Dr. Barbara Müller (*1963), Kantonsrätin und Geologin, ist stark sehbehindert. Die Wissenschaftlerin ist oft im Himalaya und in Nepal unterwegs – inklusive Expeditionen und Klettertouren.


Barbara Müller arbeitet mit einer Sprachausgabe des Notebooks.
Sehen kann sie den Bildschirminhalt kaum mehr.

Frau Müller, Sie reisen regelmässig in den Himalaya, was machen Sie dort?

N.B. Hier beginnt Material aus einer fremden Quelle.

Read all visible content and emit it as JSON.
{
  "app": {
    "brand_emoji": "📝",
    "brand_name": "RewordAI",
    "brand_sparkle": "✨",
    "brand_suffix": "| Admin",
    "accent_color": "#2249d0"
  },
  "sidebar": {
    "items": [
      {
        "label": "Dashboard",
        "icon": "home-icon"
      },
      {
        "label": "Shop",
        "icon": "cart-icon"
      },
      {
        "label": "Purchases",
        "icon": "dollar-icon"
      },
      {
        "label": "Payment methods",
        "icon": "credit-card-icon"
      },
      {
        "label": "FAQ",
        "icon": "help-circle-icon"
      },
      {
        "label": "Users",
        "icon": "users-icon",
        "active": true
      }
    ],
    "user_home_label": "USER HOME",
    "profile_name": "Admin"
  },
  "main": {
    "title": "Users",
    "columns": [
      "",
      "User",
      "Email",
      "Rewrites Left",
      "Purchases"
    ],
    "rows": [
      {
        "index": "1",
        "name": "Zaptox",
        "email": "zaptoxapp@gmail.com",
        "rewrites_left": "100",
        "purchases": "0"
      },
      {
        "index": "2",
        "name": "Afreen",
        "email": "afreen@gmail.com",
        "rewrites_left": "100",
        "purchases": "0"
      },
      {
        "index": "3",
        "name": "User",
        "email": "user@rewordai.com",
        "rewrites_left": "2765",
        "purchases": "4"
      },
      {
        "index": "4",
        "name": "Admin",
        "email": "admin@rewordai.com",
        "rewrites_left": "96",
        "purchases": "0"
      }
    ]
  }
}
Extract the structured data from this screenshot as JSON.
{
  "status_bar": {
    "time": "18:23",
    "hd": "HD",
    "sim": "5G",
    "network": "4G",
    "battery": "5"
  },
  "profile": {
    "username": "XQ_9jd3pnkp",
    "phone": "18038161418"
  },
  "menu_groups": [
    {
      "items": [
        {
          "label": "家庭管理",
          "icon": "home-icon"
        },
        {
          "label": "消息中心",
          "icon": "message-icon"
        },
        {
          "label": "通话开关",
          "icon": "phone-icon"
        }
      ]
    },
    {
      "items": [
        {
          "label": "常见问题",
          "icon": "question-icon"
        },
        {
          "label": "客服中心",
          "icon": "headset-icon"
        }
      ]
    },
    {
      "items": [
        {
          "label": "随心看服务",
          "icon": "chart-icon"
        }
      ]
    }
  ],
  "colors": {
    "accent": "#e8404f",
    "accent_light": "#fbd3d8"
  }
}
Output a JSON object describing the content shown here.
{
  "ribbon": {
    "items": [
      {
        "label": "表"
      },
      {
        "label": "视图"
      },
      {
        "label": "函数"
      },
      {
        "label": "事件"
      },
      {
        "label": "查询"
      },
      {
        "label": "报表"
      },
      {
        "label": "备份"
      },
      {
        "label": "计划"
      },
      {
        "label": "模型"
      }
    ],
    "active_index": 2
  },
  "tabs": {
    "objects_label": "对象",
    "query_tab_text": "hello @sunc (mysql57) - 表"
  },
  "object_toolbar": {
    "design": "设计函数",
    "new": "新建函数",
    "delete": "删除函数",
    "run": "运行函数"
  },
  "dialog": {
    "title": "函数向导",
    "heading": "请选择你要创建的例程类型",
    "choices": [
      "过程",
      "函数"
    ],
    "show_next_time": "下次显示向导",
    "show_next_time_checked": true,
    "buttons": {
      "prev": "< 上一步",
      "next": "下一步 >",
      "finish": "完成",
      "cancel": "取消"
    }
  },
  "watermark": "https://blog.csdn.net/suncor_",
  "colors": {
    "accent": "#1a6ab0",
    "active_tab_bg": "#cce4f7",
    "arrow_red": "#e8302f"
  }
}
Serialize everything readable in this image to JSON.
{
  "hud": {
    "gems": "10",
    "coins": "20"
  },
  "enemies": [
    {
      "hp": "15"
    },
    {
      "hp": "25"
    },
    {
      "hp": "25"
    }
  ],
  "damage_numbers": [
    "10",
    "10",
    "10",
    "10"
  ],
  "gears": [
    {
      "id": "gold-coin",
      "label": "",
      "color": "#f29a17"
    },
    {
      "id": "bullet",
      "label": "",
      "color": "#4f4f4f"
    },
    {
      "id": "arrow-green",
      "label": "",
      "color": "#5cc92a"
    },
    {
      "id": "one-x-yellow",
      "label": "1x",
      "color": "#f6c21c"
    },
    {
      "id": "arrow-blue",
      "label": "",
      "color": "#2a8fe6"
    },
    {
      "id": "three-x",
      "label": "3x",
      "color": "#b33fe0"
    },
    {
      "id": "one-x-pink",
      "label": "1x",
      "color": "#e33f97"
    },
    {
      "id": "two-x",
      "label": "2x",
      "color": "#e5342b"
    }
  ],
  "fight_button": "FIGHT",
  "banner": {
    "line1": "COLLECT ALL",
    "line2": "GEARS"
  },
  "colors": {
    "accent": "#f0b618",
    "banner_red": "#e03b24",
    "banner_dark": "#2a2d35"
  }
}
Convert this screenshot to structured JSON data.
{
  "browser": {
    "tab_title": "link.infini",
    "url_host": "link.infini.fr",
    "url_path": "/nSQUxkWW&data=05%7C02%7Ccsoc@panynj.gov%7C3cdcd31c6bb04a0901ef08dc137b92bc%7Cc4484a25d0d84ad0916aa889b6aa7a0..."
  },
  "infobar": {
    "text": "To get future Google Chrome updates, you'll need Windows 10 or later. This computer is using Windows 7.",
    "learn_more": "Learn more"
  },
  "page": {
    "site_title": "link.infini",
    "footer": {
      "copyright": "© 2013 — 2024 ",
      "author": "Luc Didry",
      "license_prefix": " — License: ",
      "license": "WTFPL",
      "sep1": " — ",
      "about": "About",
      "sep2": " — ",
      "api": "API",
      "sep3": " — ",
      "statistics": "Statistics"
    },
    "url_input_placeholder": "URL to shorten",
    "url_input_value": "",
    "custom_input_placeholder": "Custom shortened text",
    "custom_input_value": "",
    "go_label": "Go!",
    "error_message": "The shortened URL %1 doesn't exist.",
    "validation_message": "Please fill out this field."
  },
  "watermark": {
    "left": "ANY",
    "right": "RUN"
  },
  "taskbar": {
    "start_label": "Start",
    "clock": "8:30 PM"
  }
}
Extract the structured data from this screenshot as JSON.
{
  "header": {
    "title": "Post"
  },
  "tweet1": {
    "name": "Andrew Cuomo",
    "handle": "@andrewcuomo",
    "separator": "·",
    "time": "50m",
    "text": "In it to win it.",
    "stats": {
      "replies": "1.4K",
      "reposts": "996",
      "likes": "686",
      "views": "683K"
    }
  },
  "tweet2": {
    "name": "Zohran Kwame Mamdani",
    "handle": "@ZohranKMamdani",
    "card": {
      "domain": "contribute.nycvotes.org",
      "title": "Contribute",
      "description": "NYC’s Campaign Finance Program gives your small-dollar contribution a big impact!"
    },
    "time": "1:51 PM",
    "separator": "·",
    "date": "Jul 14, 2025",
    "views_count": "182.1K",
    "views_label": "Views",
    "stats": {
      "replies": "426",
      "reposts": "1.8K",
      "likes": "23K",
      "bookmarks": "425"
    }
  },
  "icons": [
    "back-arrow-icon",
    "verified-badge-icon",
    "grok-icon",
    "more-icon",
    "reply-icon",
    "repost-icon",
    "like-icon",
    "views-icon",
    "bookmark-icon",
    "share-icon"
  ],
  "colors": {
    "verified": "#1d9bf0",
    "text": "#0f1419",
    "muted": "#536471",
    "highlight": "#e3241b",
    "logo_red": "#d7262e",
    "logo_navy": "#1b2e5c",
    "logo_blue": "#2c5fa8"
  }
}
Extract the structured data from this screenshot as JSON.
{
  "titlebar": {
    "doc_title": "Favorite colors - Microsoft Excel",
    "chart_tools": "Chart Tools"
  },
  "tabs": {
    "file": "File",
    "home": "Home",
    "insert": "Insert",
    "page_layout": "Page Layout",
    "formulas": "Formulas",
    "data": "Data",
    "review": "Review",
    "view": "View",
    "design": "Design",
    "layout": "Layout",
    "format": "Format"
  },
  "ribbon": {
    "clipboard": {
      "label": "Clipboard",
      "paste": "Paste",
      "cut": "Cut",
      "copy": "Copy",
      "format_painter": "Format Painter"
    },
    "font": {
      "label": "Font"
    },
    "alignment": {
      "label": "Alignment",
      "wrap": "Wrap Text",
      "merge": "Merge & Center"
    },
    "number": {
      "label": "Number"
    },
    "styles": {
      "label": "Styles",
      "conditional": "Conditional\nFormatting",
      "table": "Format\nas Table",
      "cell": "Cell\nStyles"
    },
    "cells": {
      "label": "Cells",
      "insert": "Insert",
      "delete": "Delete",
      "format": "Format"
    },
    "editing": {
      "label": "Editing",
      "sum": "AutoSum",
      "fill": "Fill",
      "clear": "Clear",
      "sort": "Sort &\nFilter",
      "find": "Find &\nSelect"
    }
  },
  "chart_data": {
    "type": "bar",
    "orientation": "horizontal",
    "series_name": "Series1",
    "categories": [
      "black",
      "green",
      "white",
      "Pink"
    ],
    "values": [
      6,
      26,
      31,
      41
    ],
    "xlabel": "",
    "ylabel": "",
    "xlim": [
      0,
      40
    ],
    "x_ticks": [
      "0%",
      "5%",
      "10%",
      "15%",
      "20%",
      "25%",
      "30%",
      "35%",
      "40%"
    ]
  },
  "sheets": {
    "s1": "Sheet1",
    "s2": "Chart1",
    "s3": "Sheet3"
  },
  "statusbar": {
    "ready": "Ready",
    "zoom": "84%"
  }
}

Ich bin beruflich oft im Himalaya in Nepal unterwegs. Im Flachland von Nepal (gegen die indische Grenze hin) wird leider Arsen, ein bekanntlich hochgiftiges chemisches Element, im Grundwasser aufgefunden. Dieses Grundwasser wird hochgepumpt und als Trinkwasser verwendet. Nach jahrelanger Exposition erkranken Menschen daran, bis sie an Krebs sterben. Meine Aufgabe ist es einerseits, die bestehenden Filter zu verbessern und andererseits, herauszufinden, woher das Arsen stammt.
Die Effizienz der heutigen Filter ist inakzeptabel. In diesen Filtern wird das Arsen auf der Oberfläche von rostigen Nägeln gebunden – bis dato nur in ungenügender Weise.
Das Arsen ist geologischen Ursprung und deshalb ist es unerlässlich herauszufinden, woher es originalerweise stammt und wie es aus den Sedimenten (dem Boden) herausgelöst wird. Dies ist eine typische Aufgabe für mich als Geologin. Nämlich, das System als Gesamtes zu verstehen.
Sind wir dann soweit, können wir die Filter aufgrund der neuen Erkenntnisse anpassen.

Sprechen Sie Nepali?

Ja, ich spreche die Amtssprache Nepals, sonst wäre meine Arbeit kaum möglich. Meine Nepali Assistenten sprechen zwar in der Regel Englisch, die Vertreter der betroffenen Bevölkerung jedoch kaum. Die Kenntnisse der Sprache erleichtert mir die Arbeit ungemein.

Wie ist der Umgang der dortigen Menschen mit Ihrer Sehbehinderung?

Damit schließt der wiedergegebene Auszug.